You have no idea what kind of forces are at work here.
>
The casino owed them. Raines was just the guy who was paying them back.
And who would someone like Scayne have come to? So as not to get his own hands dirty? Someone to act as the intermediary. Someone who owed him. The person to put it all together.
You don’t know how many ways I’ve sold myself, Ty…
The entrance to the highway was just ahead.
Hauck stopped at a light, his whole body pulsating.
He spun the Explorer around.
CHAPTER EIGHTY-ONE
He threw a top hat on the roof of the Explorer and sped back to Warren’s office.
Weaving through traffic, Hauck suddenly felt something different toward him—no longer the swell of anger or disgust, but pity. Pity at how his brother’s own misdirected actions had overtaken him. He’d lost his footing, his family. The shame on his face was clear.
Still, Hauck couldn’t help but think about how he had known this person every day of his life.
Honking his way through the lights, Hauck made it back into the center of town, cut the sharp right onto High Street. Warren’s Range Rover was still in the lot. He was about to pull up behind it when his eyes fixed on the black Jeep parked on the street.

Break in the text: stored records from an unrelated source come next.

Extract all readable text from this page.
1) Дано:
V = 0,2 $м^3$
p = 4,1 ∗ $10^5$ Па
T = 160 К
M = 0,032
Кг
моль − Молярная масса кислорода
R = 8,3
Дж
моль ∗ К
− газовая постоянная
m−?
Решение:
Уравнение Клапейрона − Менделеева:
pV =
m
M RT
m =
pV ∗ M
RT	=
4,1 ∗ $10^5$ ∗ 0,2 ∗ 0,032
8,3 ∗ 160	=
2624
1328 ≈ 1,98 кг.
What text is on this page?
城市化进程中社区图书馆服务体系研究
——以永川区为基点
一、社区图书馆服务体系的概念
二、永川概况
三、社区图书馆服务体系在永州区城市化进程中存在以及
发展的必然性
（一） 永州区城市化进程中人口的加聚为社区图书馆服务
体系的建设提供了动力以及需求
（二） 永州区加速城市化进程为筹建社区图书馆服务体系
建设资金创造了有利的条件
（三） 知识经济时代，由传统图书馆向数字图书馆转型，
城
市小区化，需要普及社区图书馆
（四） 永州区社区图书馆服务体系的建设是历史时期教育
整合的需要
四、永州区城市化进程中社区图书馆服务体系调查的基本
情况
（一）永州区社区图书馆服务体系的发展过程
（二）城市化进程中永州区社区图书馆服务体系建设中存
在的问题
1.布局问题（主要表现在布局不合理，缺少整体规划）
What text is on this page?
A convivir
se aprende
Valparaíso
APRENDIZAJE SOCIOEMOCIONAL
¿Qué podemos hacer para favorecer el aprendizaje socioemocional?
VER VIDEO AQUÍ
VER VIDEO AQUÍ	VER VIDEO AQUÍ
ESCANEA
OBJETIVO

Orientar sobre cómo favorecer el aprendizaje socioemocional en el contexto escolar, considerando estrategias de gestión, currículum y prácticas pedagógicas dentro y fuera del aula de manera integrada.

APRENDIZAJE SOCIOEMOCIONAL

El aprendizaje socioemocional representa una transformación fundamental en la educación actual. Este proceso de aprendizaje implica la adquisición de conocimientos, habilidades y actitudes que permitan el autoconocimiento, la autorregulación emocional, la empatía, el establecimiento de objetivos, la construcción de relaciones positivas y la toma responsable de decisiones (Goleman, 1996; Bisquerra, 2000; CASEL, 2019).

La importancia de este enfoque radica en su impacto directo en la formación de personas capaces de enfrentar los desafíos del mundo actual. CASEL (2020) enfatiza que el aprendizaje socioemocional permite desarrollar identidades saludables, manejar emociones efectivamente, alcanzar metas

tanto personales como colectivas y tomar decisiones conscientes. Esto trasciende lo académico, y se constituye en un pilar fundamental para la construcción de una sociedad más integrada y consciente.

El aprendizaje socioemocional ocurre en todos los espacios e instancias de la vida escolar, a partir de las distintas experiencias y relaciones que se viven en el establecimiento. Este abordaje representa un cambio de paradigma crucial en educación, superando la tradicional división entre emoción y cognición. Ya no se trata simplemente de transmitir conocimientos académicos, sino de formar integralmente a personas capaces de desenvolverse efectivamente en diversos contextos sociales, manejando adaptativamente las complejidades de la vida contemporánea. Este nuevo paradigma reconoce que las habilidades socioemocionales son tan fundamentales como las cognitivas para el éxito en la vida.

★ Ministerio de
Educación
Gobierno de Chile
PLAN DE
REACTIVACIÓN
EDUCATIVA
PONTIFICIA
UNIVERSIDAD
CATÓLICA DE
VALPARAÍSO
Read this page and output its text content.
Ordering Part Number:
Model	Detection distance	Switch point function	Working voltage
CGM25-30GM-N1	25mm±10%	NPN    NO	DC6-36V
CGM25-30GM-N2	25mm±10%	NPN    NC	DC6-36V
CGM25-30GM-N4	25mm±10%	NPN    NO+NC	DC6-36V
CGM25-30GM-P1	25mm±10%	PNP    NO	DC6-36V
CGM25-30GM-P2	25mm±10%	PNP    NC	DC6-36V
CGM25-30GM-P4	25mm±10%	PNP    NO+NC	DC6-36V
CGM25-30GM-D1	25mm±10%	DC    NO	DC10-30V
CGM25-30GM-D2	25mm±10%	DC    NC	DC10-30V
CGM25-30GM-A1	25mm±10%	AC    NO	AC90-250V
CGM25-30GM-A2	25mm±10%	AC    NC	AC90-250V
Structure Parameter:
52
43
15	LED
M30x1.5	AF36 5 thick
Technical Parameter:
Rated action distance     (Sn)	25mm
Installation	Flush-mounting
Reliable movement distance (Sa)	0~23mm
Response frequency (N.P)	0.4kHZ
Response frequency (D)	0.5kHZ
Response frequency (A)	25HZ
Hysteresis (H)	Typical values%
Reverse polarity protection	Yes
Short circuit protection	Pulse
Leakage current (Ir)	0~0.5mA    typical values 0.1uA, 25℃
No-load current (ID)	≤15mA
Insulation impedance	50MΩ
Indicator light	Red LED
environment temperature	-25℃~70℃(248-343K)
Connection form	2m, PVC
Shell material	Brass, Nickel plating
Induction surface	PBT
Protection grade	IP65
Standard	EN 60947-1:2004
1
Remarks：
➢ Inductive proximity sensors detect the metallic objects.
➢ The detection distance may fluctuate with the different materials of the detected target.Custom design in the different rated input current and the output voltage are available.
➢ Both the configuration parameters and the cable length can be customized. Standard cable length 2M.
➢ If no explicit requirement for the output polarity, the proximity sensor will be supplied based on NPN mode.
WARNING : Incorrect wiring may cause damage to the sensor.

It sent a jolt of caution running through him.
Not just because of the darkened windows and jacked-up wheelbase, or that it hadn’t been there minutes before.
It was what he saw on the rear bumper—the cross of red and dark blue. He had seen it before.
On the rust-colored Jetta Annie had spotted next to her Dumpster.
Dominican colors. DR-17.
God damn you, Warren, I told you they wouldn’t let you walk away…
Hauck drove past Warren’s office. He pulled up down the street, in front of a sleepy colonial, two houses away. He reached inside the glove compartment and took out his gun. The ammo clip on the Sig was full. He jammed it back in. No time to call for backup.